Мы используем куки, чтобы пользоваться сайтом
было удобно.
Статический анализ важно проводить регулярно, но что делать, если анализ всего проекта занимает много времени? В статье отвечаем на этот вопрос и делимся рецептами для конкретных ситуаций.
Статический анализ помогает находить в исходном коде ошибки и уязвимости, однако наибольшую пользу можно получить только от его регулярного использования. Здесь мы можем столкнуться с другой проблемой: при большой кодовой базе проекта его полный анализ может занимать довольно много времени.
Есть несколько решений этой ситуации, например, режим инкрементального анализа, позволяющий анализировать только тот код, который появился или изменился с момента предыдущего запуска анализатора.

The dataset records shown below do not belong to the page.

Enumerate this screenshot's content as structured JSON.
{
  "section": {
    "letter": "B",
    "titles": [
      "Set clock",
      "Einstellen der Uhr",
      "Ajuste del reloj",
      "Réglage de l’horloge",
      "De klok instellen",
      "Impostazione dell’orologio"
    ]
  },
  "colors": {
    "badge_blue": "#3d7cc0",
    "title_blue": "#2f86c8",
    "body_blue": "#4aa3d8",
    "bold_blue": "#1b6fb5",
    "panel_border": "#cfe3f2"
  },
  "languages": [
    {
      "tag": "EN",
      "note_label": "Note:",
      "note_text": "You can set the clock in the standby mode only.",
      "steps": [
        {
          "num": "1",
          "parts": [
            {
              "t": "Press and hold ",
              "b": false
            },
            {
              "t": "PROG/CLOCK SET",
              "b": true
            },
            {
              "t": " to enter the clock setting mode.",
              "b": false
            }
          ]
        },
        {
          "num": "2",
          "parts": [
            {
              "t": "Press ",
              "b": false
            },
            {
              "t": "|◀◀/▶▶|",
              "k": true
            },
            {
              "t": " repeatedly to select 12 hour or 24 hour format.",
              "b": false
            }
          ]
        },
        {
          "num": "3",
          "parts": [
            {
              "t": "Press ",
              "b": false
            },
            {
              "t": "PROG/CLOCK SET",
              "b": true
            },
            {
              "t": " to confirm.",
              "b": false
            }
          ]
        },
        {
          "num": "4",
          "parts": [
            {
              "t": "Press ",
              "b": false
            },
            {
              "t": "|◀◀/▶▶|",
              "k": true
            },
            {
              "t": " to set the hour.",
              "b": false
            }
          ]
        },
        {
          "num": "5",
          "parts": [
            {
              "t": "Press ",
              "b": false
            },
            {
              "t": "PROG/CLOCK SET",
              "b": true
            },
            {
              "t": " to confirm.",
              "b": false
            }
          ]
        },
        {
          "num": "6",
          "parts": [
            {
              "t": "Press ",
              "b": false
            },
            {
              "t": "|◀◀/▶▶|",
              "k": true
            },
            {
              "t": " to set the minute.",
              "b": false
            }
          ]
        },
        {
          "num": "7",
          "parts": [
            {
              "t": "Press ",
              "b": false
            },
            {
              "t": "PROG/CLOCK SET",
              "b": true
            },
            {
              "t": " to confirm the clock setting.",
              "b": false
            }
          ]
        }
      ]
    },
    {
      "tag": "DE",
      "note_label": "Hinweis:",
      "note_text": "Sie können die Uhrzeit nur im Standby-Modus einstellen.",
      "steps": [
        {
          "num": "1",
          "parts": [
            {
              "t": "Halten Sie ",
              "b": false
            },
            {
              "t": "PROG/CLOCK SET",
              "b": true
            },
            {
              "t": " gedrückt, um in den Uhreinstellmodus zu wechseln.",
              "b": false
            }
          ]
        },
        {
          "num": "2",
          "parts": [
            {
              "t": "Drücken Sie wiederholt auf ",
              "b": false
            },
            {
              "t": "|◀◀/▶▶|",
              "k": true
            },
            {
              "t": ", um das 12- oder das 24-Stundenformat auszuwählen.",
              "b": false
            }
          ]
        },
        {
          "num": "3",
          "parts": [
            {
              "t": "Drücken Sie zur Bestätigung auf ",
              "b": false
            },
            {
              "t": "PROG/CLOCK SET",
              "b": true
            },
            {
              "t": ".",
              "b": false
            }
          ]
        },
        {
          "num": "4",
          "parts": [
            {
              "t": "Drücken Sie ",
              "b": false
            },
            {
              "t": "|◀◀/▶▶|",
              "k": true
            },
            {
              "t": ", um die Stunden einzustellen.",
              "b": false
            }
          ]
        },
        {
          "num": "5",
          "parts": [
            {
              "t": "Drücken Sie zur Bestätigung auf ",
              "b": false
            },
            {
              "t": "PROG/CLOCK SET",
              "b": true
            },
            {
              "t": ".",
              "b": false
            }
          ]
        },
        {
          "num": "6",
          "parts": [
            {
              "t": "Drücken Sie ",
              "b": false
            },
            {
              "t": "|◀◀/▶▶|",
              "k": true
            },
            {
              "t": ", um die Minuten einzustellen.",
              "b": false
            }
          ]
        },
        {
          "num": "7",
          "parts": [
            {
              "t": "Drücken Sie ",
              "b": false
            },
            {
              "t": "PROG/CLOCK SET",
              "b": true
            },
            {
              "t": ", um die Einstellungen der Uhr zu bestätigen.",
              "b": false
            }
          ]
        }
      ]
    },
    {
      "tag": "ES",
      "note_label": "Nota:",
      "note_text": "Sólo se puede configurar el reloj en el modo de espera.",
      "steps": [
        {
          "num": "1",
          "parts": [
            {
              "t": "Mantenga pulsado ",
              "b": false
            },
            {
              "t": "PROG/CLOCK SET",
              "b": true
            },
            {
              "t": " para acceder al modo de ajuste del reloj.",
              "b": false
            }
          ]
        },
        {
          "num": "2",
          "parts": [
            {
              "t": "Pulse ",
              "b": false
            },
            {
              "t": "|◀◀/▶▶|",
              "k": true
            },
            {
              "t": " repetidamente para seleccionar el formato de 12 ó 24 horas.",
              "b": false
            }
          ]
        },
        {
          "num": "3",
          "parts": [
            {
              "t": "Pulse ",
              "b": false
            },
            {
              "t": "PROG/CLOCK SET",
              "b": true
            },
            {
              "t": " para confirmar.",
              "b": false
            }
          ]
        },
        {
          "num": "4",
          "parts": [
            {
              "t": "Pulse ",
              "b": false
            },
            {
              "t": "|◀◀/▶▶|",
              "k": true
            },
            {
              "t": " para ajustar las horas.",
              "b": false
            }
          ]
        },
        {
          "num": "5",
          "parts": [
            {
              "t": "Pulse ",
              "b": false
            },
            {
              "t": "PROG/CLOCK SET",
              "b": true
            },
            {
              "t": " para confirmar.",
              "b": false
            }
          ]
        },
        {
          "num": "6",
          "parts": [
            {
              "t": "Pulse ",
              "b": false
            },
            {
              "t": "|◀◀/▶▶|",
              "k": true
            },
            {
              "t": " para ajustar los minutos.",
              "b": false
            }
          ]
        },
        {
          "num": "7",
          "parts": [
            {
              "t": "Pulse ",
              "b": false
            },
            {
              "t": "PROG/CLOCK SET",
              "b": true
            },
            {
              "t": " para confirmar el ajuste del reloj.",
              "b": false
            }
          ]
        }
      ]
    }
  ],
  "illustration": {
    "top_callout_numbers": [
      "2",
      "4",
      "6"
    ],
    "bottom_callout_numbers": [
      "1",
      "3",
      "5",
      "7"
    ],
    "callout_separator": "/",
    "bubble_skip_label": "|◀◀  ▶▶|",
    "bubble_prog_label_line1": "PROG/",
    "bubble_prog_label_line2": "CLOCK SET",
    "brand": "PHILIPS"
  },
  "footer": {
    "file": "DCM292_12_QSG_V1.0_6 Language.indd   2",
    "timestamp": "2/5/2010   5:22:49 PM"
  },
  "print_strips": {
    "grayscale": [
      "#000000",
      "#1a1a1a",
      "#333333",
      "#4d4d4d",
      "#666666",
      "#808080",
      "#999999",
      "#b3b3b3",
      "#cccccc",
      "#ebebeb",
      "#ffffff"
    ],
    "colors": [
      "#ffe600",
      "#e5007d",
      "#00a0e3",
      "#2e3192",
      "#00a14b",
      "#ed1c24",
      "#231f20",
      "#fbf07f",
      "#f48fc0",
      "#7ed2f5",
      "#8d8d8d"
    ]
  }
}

Представим некоторого абстрактного разработчика, который работает над большим проектом. Допустим, он внёс небольшую правку в код и теперь хочет посмотреть, что с ней новых ошибок в коде не появилось. В таком случае зачем разработчику проводить полный анализ проекта, если он работает над вполне конкретной фичей во вполне определённой части этого проекта? Достаточно будет провести анализ только тех фрагментов кода, которые изменялись.
Как раз для подобных сценариев PVS-Studio имеет специальную настройку в IDE плагинах. Например, в IDE Visual Studio во вкладке Extensions > PVS-Studio есть пункт Analysis after Build (Modified files only).
При включении этого режима анализ изменённых файлов будет проводиться после каждой успешной сборки проекта в Visual Studio. Индикатором того, что идёт анализ, является иконка PVS-Studio в трее.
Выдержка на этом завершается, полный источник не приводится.